As we believed our sponsorship could make a difference, would be appreciated and also resonate very well with our target market we chose two young local female Beach Volleyballers aiming to medal in the Rio Olympics.

Source: Facebook.com/BeccharaBeachVolleyball
Source: Facebook.com/BeccharaBeachVolleyball

Suffice to say it is working well as we have structured the deal to meet everyone’s needs including growing the sponsored athletes fan base from our client base.

Our client sells Investment Property and every time an existing client buys another property or introduced friends etc that buy, the girls get a few hundred dollars. We also provide our clients with regular updates on the girls and they run motivational sessions for our clients and training sessions on the beach for their kids.

It’s a win all round. Our clients appreciate we are supporting young struggling athletes to realise their dreams (as my client helps young families realise their financial dreams) and we are supporting women’s sport (seen as a key factor by female clients) and of course fit healthy young ladies in bikinis always attracts attention.

On the negative side I am sure when KIA entered into a sponsorship arrangement with top AFL team Essendon they thought they had kicked some major goals.

But as is the case with all major professional sports these days, I hope they have some escape clauses to cover any possible brand damage done by negative publicity about the club and/or individual players.

Drugs and anti social behaviour continue to dog sports and will do so for years to come.

This has been very much the case with Essendon who are now facing many charges by the AFL and Australian Sports Drug Agency for bringing the sport into disrepute.

Source: News.com.au
Source: News.com.au

Major sporting sponsors such as Nike have had clauses in their contracts to guard against potential damage caused by negative publicity etc generated by their sponsored athletes for more than 10 years.
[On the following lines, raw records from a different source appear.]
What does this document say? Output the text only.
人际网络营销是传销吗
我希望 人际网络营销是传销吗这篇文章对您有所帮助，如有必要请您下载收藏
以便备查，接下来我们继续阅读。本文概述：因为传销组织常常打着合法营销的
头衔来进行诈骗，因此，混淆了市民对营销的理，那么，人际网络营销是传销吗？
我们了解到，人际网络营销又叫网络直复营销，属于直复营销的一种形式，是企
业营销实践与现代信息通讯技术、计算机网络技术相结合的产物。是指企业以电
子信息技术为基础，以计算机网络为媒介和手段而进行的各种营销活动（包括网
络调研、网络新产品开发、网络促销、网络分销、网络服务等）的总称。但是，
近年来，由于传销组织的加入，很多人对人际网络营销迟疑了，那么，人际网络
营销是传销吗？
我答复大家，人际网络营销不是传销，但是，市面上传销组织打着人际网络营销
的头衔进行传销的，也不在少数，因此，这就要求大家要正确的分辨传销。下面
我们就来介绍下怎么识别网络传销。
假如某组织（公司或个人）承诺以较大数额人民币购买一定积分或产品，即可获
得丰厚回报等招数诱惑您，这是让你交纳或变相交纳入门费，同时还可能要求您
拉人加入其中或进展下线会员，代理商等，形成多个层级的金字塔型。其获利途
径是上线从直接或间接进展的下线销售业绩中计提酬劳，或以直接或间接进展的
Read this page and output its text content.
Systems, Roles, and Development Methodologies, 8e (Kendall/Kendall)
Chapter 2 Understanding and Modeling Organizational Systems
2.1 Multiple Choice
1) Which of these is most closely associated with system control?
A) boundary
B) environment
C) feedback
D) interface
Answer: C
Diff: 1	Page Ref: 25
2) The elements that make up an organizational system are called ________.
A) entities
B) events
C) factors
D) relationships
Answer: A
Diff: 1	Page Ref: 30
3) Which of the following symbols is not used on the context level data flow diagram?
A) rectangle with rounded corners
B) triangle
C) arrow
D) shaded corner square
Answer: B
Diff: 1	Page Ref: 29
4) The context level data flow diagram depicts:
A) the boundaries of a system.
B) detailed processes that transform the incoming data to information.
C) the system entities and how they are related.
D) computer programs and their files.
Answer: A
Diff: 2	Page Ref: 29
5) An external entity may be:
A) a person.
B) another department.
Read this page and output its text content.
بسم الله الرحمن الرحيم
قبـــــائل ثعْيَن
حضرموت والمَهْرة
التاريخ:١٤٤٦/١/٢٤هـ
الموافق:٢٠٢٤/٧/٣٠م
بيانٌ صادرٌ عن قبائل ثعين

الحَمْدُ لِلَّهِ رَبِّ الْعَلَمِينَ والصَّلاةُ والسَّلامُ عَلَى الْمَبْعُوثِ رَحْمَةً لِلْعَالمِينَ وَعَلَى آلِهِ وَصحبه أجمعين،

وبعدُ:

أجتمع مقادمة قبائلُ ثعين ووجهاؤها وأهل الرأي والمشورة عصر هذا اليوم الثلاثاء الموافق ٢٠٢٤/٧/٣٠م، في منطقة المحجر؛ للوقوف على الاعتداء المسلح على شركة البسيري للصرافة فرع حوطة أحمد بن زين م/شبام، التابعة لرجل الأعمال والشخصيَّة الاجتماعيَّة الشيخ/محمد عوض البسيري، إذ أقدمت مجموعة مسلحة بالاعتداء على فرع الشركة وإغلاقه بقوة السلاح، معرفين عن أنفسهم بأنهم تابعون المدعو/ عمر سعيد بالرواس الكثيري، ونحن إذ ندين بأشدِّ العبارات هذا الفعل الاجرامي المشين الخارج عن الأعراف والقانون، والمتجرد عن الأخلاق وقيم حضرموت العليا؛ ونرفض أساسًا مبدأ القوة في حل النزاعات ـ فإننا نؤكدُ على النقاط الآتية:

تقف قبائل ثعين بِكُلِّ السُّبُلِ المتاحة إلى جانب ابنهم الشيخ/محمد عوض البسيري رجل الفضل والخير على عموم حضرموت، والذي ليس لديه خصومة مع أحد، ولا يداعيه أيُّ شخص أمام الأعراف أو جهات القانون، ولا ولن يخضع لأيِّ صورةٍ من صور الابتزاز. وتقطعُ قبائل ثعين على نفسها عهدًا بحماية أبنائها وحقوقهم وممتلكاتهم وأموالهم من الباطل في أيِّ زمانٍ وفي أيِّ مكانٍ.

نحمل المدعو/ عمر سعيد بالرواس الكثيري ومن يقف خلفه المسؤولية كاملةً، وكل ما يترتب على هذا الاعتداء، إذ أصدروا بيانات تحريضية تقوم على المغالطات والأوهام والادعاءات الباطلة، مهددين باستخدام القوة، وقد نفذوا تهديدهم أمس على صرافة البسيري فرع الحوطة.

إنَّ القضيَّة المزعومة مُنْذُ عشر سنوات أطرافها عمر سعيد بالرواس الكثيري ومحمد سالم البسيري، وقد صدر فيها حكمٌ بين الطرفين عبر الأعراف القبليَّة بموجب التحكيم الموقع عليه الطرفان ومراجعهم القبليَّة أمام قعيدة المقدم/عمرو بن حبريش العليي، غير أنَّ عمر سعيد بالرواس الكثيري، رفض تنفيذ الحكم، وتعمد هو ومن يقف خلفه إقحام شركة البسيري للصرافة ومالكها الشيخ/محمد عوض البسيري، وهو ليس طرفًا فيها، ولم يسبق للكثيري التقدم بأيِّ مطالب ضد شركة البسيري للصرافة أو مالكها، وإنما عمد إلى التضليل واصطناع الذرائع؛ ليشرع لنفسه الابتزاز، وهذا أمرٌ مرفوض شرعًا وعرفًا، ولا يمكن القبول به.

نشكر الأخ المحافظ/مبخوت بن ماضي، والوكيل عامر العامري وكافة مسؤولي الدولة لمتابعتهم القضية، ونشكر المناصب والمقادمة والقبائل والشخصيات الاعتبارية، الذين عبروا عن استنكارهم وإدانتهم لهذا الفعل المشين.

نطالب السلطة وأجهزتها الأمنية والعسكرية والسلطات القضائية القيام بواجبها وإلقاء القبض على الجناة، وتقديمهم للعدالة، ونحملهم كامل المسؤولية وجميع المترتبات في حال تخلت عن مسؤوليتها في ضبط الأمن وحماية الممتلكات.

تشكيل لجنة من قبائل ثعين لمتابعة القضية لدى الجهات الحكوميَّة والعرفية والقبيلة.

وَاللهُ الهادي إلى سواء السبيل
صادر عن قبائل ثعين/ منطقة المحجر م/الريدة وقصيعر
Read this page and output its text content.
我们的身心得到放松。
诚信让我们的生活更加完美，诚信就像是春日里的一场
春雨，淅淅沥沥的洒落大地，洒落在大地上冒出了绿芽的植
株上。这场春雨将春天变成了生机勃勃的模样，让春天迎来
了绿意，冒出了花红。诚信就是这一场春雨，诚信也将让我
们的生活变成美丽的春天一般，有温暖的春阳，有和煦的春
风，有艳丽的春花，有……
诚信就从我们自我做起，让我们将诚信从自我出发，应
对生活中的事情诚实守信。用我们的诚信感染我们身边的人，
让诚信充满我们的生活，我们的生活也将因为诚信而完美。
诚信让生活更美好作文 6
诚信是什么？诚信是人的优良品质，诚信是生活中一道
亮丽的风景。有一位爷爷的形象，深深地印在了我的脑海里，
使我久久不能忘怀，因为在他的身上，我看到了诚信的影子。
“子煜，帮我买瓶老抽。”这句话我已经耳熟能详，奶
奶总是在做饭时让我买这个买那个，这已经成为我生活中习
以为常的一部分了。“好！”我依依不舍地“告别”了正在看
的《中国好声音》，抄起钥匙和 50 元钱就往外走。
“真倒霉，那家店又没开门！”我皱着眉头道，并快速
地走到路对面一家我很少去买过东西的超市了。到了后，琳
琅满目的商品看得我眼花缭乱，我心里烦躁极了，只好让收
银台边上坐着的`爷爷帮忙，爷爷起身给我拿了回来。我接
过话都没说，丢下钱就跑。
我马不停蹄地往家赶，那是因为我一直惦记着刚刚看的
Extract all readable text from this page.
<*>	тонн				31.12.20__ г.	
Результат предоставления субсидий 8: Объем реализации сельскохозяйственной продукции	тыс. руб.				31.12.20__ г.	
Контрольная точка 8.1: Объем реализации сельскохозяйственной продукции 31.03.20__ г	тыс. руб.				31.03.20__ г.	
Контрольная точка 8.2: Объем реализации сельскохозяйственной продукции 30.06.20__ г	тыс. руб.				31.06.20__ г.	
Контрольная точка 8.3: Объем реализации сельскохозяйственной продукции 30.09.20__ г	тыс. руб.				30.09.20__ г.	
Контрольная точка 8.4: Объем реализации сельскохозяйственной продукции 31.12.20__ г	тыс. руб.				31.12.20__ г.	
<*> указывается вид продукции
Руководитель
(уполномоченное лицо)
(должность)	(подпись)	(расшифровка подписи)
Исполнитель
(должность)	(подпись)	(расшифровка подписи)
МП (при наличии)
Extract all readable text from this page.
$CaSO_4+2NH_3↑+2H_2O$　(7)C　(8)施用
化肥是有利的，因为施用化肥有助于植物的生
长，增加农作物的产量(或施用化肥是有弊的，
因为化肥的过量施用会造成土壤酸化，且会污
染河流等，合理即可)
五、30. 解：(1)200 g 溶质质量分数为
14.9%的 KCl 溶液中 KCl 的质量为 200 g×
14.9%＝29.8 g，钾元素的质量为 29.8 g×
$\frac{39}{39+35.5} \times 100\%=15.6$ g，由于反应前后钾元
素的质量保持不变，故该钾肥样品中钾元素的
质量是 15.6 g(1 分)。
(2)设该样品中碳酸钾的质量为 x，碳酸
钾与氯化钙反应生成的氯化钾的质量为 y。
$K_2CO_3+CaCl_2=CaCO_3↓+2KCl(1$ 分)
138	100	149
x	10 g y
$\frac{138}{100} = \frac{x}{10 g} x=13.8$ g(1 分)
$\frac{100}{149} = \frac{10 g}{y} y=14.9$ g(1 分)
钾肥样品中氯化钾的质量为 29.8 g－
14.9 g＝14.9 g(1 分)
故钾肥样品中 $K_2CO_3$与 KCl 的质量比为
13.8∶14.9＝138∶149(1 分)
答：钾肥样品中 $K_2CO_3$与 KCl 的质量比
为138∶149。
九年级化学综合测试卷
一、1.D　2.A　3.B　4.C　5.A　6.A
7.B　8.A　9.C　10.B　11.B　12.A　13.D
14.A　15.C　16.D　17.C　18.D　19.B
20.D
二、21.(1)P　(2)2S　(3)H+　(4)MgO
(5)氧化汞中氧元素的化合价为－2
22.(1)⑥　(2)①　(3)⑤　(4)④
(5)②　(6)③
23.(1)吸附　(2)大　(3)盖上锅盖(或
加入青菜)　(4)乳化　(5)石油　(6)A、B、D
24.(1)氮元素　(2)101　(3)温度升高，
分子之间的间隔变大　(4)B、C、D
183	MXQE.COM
These clauses allow them to at least recover fees paid in the past…however once the damage is done there is little more that a sponsor can do other than make a very public withdrawal.

Of course many, as we saw with Tiger Woods, choose to tough it out…different brands have different values.

There is no such thing as sponsorship…it is brand development or philanthropy.

Plan it properly and even bad outcomes can be good.